The first week after the death of a parent can simultaneously feel like the slowest and most hectic week of a lifetime. Between the hordes of relatives, friends, flowers, condolence Hallmark cards, and awkward shoulder squeezes are the quiet moments when the gravity of what happened hits. These minutes feel like hours until you’re rushed back into the frenzy of funeral and wake planning, black dresses, and dry-cleaned suits.
The aftermath of the first week wasn’t something I quite understood until I was a few years removed from it. I craved the normalcy of hanging out with my friends after those days of grief and formality. I wanted to fill my time with going out to dinner, going over to a friend’s house, or catching the latest blockbuster film.
I spent days following my mom’s death with these activities, which I understand now to have been a coping mechanism. At the time, I just wanted to be around people as much as possible. As soon as I spent more than an hour or so with friends, though, I was hit with a wave of emotional and physical exhaustion. I didn’t necessarily want to go home and be alone with my thoughts, but I didn’t want to feel forced to socialize either. So, I settled. I was “present” in the sense that I was in the same room as my friends, but I existed in my own world (which often meant staring at my phone pretending to have someone to text). I recognized this negative behavior but instead of talking to my friends about it, I internalized it. Soon, the thought of hanging out with my friends was equally as stressful as the thought of being home.

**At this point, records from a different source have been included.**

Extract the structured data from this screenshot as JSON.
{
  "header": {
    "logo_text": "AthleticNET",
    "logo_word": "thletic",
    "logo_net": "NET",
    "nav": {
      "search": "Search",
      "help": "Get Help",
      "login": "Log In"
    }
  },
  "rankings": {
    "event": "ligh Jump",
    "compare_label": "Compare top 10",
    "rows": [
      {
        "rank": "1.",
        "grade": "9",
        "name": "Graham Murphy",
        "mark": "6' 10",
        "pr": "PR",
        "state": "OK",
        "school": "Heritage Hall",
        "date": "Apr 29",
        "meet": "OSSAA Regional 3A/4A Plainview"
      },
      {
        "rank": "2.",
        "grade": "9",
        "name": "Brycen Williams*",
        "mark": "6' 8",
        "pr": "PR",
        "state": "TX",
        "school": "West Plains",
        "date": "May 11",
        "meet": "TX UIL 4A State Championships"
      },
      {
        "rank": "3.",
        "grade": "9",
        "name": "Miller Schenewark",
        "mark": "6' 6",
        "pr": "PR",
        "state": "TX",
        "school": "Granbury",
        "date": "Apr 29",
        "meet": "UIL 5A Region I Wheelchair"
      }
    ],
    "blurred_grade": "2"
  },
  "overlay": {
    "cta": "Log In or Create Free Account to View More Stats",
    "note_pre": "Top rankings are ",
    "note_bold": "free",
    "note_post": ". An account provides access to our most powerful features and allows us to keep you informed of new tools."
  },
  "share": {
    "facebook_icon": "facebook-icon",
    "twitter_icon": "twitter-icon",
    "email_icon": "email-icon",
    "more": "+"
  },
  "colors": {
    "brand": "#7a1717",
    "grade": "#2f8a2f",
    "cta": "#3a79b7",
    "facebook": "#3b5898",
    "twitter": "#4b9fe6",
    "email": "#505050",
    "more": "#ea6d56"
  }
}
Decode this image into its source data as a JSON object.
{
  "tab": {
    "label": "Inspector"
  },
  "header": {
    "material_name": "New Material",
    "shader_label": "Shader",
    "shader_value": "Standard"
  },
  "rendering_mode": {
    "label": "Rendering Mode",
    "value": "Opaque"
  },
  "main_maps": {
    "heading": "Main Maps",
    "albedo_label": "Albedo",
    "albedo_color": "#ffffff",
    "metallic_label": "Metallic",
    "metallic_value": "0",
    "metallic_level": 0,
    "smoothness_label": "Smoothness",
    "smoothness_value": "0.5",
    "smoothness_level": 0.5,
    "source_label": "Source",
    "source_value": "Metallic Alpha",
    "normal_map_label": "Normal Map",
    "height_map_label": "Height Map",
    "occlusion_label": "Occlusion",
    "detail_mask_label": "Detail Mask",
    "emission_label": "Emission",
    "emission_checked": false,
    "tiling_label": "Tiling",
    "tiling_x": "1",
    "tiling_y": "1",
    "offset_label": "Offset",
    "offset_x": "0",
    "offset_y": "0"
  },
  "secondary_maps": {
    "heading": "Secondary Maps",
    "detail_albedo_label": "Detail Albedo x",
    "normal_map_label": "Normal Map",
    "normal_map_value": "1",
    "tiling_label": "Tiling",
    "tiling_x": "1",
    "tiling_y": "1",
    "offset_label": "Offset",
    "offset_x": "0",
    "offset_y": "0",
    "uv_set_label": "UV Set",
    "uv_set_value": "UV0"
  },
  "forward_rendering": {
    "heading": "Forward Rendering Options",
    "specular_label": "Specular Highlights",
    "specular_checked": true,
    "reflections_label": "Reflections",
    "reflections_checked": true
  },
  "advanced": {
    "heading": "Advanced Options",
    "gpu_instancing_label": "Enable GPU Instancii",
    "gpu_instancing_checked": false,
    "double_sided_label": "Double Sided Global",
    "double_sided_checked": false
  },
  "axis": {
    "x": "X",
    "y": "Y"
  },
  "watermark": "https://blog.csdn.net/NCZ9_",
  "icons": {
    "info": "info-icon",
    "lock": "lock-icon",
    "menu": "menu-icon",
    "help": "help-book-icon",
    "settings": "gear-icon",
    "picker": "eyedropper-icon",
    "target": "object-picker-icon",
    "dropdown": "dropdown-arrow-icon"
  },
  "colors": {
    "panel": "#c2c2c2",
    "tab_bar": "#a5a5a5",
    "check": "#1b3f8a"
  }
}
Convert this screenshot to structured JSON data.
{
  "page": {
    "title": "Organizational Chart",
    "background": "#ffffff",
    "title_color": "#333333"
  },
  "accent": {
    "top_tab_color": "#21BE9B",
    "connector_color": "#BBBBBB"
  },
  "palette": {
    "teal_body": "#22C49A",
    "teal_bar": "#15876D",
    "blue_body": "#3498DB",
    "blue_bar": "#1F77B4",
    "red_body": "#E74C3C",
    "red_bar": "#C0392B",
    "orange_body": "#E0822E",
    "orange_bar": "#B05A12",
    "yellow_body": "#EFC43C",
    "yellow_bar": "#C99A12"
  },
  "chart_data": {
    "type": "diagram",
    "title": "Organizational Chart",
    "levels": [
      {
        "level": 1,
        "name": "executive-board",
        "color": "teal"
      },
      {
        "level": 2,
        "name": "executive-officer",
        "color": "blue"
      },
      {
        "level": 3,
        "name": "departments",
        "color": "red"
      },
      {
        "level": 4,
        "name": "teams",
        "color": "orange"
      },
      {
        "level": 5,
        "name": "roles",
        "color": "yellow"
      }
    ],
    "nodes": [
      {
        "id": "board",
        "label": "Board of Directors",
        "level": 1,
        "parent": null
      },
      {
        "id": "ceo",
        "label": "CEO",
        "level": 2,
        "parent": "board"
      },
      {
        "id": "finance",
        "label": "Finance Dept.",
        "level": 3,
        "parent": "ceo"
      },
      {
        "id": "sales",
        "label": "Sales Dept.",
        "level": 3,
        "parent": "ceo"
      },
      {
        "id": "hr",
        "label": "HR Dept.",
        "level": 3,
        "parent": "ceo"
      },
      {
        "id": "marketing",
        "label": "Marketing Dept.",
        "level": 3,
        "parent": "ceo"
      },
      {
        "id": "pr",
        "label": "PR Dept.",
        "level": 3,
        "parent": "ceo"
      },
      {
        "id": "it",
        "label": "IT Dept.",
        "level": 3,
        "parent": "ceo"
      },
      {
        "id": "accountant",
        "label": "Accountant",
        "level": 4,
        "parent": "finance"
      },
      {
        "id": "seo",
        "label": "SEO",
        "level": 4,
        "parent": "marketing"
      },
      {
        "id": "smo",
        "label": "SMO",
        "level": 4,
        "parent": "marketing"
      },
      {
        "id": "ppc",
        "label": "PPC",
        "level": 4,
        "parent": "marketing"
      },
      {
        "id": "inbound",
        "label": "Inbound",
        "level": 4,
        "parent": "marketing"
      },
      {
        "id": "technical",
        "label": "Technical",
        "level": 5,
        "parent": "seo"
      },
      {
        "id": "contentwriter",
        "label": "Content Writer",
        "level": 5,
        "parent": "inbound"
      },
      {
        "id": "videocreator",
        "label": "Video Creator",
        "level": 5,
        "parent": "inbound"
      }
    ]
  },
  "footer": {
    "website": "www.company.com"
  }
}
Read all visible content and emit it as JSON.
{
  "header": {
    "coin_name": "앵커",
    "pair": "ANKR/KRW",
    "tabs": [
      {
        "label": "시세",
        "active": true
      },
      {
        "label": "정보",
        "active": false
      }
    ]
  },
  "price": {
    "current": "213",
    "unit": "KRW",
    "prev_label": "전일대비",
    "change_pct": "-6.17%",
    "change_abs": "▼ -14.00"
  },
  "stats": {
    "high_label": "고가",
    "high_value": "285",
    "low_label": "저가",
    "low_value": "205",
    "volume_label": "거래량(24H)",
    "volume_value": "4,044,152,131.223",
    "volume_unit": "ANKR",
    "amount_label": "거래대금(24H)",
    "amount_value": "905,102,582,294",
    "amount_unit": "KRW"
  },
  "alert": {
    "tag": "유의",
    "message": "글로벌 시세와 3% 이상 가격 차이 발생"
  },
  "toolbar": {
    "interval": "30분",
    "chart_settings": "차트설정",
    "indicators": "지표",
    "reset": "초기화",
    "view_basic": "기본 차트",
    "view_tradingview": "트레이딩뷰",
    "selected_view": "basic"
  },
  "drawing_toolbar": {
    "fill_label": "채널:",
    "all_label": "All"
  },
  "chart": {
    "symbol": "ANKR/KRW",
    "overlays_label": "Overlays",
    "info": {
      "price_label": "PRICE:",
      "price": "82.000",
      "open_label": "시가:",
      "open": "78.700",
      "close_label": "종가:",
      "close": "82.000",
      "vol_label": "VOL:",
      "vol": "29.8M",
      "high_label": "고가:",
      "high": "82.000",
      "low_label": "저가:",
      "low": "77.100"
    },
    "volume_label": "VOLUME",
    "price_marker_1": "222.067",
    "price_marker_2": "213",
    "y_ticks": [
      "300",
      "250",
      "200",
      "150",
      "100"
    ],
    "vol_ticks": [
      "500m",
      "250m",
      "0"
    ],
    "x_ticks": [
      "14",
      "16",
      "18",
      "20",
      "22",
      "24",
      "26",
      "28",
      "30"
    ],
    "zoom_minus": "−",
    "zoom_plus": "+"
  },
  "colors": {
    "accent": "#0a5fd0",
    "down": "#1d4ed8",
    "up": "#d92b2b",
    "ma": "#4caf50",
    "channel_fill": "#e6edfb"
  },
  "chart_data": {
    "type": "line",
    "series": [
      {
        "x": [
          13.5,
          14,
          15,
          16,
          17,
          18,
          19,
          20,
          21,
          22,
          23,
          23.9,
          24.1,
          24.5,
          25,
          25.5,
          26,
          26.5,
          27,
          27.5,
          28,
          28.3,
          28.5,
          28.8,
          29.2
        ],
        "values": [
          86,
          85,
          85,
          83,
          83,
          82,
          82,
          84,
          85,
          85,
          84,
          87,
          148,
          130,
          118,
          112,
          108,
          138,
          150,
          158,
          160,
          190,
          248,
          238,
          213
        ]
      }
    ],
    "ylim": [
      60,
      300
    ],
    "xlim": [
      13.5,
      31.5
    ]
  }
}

I really struggled with balancing spending time with the people I loved and taking the time to love myself. When someone would ask if I wanted to hang out or catch up, I didn’t want to say no. It made me feel weak and like I was letting mom’s death take control of my life. Slowly, however, I learned that there’s a difference between saying no and asking to reschedule. It was a process, but I came to understand that taking time for myself was and is an essential part of the grieving process. Once I started saying, “maybe later,” I felt a huge weight being lifted off my chest.
It can be difficult to decipher what “maintaining good mental health” means. Sometimes it means texting back, “thanks, but I think I’m going to stay in tonight.” Some days it might be asking for a friend to spend the night because you don’t want to be alone. Whatever it is, trust your gut. There’s a reason why ice cream and Modern Family is calling your name! Don’t be afraid to take time for yourself- it might be just the pick-me-up you needed to feel in balance after a difficult day or week.